Simone, Rami, Iacopo, Silvia. Il mondo (dei diritti) salvato dai ragazzini
«Io so de Torre Maura e nun so’ d’accordo». Un ragazzino, niente di più. Con lo zaino in spalla e la felpa con il cappuccio tirato su. «Lasciamolo parlare», avrà pensato Mauro Antonini, militante di CasaPound già candidato alle Regionali del Lazio, sottovalutando la bomba mediatica che di lì a poco sarebbe esplosa.
Quel ragazzino si chiama Simone e, “dal basso” dei suoi 15 anni, ha spiegato ad alta voce ad una folla di adulti che i problemi di Torre Maura non sono gli zingari ospitati al centro Codirossoni, ma il menefreghismo delle amministrazioni.
Un discorso potente in tutta la sua semplicità, che è rimbalzato migliaia di volte tra bacheche social e quotidiani diventando un simbolo. Grazie al suo tono calmo, alla sua lucidità e al suo sguardo fermo, è riuscito a farsi sentire anche mentre i militanti di CasaPound gli mettevano le mani sulle spalle e gli davano dei buffetti sulle guance, come a ricordagli la sua età e la sua posizione – quella di un ragazzino, appunto.
Simone vuole che nessuno sia lasciato indietro, ma non è l’unico giovane a far parlare di sé per il suo coraggio e la forza delle proprie parole. Come di lui, si è parlato anche di Rami, che ha rilanciato la battaglia sullo Ius soli, di Kean e dell’eleganza con cui ha risposto ai cori razzisti a lui indirizzati, di Silvia che li sta “aiutando a casa loro” e di cui si sono perse le notizie dallo scorso novembre, di Greta e della sua battaglia contro il cambiamento climatico, di Iacopo che lotta contro le barriere architettoniche facendo della propria disabilità una forza.

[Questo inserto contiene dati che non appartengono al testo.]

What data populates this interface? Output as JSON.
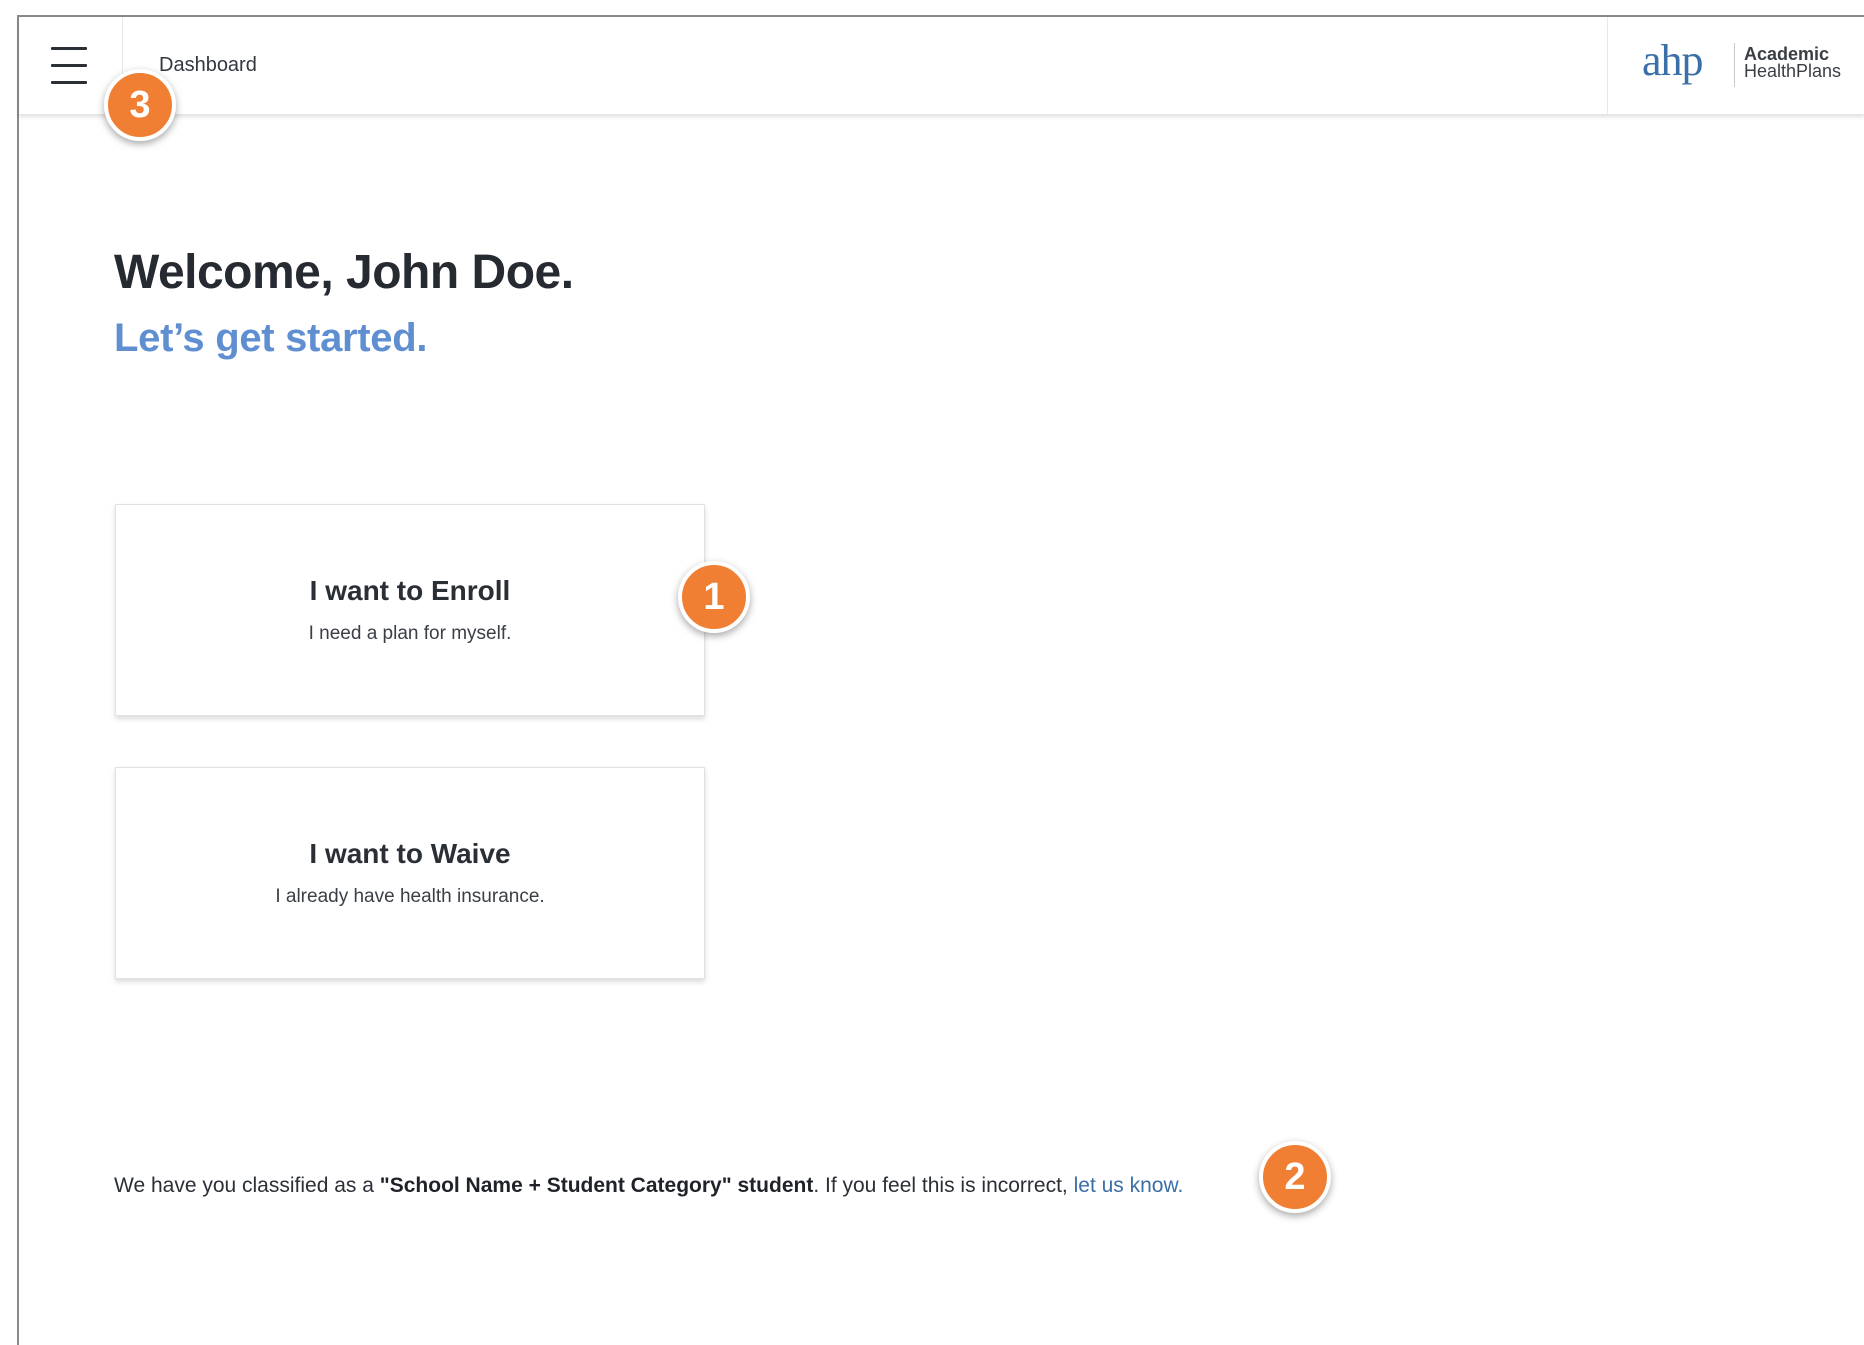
{
  "header": {
    "breadcrumb": "Dashboard",
    "logo": {
      "mark": "ahp",
      "line1": "Academic",
      "line2": "HealthPlans"
    }
  },
  "main": {
    "welcome": "Welcome, John Doe.",
    "subtitle": "Let’s get started.",
    "cards": [
      {
        "title": "I want to Enroll",
        "description": "I need a plan for myself."
      },
      {
        "title": "I want to Waive",
        "description": "I already have health insurance."
      }
    ],
    "classification": {
      "prefix": "We have you classified as a ",
      "bold": "\"School Name + Student Category\" student",
      "middle": ". If you feel this is incorrect, ",
      "link": "let us know."
    }
  },
  "annotations": {
    "badge1": "1",
    "badge2": "2",
    "badge3": "3"
  },
  "colors": {
    "accent": "#5f8fd0",
    "link": "#3b6fa8",
    "badge": "#f07f34"
  },
  "icons": {
    "menu": "hamburger-menu-icon"
  }
}
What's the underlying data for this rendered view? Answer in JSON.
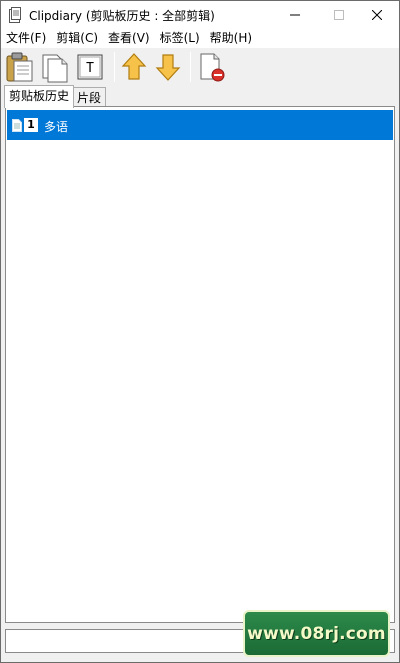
{
  "window": {
    "title": "Clipdiary (剪贴板历史 : 全部剪辑)"
  },
  "menu": {
    "items": [
      {
        "label": "文件(F)"
      },
      {
        "label": "剪辑(C)"
      },
      {
        "label": "查看(V)"
      },
      {
        "label": "标签(L)"
      },
      {
        "label": "帮助(H)"
      }
    ]
  },
  "toolbar": {
    "buttons": [
      {
        "icon": "paste-icon"
      },
      {
        "icon": "copy-icon"
      },
      {
        "icon": "plain-text-icon",
        "glyph": "T"
      },
      {
        "icon": "arrow-up-icon"
      },
      {
        "icon": "arrow-down-icon"
      },
      {
        "icon": "delete-icon"
      }
    ]
  },
  "tabs": [
    {
      "label": "剪贴板历史",
      "active": true
    },
    {
      "label": "片段",
      "active": false
    }
  ],
  "list": {
    "rows": [
      {
        "index": "1",
        "text": "多语",
        "selected": true
      }
    ]
  },
  "watermark": {
    "text": "www.08rj.com"
  },
  "colors": {
    "selection": "#0078d7",
    "watermark_bg": "#1f7a3e",
    "watermark_text": "#f4f9c8"
  }
}
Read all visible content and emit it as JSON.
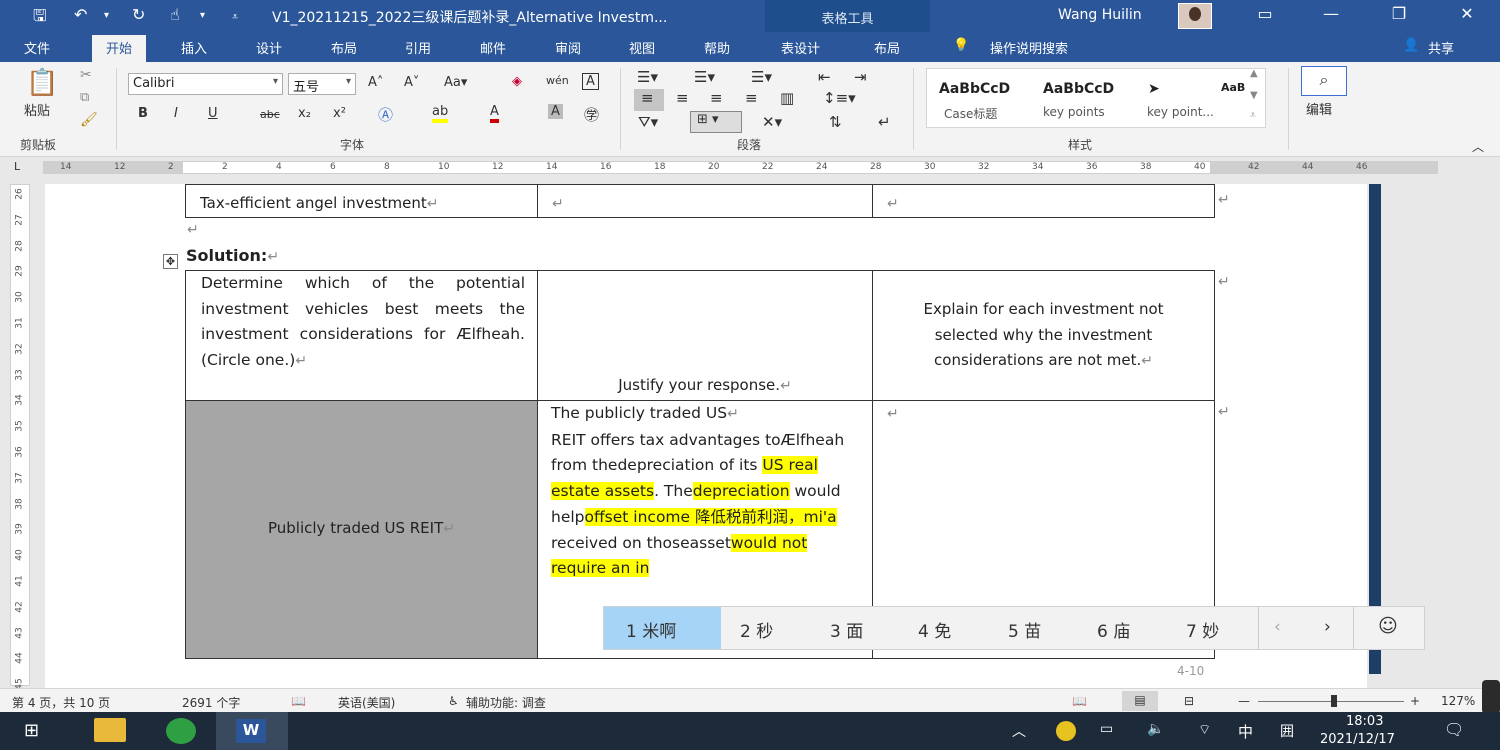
{
  "titlebar": {
    "doc_title": "V1_20211215_2022三级课后题补录_Alternative Investm...",
    "context_tab": "表格工具",
    "user_name": "Wang Huilin"
  },
  "menu": [
    "文件",
    "开始",
    "插入",
    "设计",
    "布局",
    "引用",
    "邮件",
    "审阅",
    "视图",
    "帮助",
    "表设计",
    "布局"
  ],
  "search_label": "操作说明搜索",
  "share_label": "共享",
  "ribbon": {
    "paste_label": "粘贴",
    "clipboard_label": "剪贴板",
    "font_name": "Calibri",
    "font_size": "五号",
    "font_label": "字体",
    "paragraph_label": "段落",
    "styles_label": "样式",
    "edit_label": "编辑",
    "styles": [
      {
        "sample": "AaBbCcD",
        "name": "Case标题"
      },
      {
        "sample": "AaBbCcD",
        "name": "key points"
      },
      {
        "sample": "➤",
        "name": "key point..."
      }
    ],
    "style_extra": "AaB"
  },
  "ruler": [
    "14",
    "12",
    "2",
    "2",
    "4",
    "6",
    "8",
    "10",
    "12",
    "14",
    "16",
    "18",
    "20",
    "22",
    "24",
    "28",
    "30",
    "32",
    "34",
    "36",
    "38",
    "40",
    "42",
    "44",
    "46"
  ],
  "vruler": [
    "26",
    "27",
    "28",
    "29",
    "30",
    "31",
    "32",
    "33",
    "34",
    "35",
    "36",
    "37",
    "38",
    "39",
    "40",
    "41",
    "42",
    "43",
    "44",
    "45"
  ],
  "doc": {
    "top_row_first": "Tax-efficient angel investment",
    "solution": "Solution:",
    "header_col1": "Determine which of the potential investment vehicles best meets the investment considerations for Ælfheah. (Circle one.)",
    "header_col2": "Justify your response.",
    "header_col3": "Explain for each investment not selected why the investment considerations are not met.",
    "row_col1": "Publicly traded US REIT",
    "row_col2_parts": [
      {
        "t": "The publicly traded US",
        "hl": false
      },
      {
        "t": "REIT offers tax advantages to",
        "hl": false
      },
      {
        "t": "Ælfheah from the",
        "hl": false
      },
      {
        "t": "depreciation of its ",
        "hl": false
      },
      {
        "t": "US real estate assets",
        "hl": true
      },
      {
        "t": ". The",
        "hl": false
      },
      {
        "t": "depreciation",
        "hl": true
      },
      {
        "t": " would help",
        "hl": false
      },
      {
        "t": "offset income 降低税前利润，",
        "hl": true
      },
      {
        "t": "mi'a",
        "hl": true
      },
      {
        "t": " received on those",
        "hl": false
      },
      {
        "t": "asset",
        "hl": false
      },
      {
        "t": "would not require an in",
        "hl": true
      }
    ]
  },
  "ime": {
    "candidates": [
      "1 米啊",
      "2 秒",
      "3 面",
      "4 免",
      "5 苗",
      "6 庙",
      "7 妙"
    ]
  },
  "page_num_marker": "4-10",
  "status": {
    "page": "第 4 页，共 10 页",
    "words": "2691 个字",
    "lang": "英语(美国)",
    "access": "辅助功能: 调查",
    "zoom": "127%"
  },
  "taskbar": {
    "ime_mode": "中",
    "time": "18:03",
    "date": "2021/12/17"
  }
}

La lista è lunga e solo il tempo ci dirà se le battaglie che portano avanti daranno dei frutti o sfumeranno come chimere nell’universo mediatico. Una cosa è certa: negli ultimi mesi le storie più potenti che vi abbiamo raccontato vedono come protagonisti i giovani, gli stessi che troppo spesso vengono dipinti come la “generazione sdraiata”, i “bamboccioni” apatici che trascorrono le giornate stesi su un divano a navigare sui social, ma che in realtà sono in prima linea nella lotta per i diritti e, senza urla o gesti eclatanti, ricordano ai più grandi come ci si comporta da persone responsabili.
Simboli senza volerlo, ragazze e ragazzi che rifiutano di essere etichettati e che combattono battaglie senza bandiera politica, spesso sfuggendo allo sguardo indiscreto delle telecamere. E se avessero davvero qualcosa da insegnarci? Forse vale la pena di fermarsi un momento ad ascoltarli, perché con il loro modo disarmante di ricordarci il mondo in cui viviamo, ci fanno intravedere quello in cui potremmo vivere.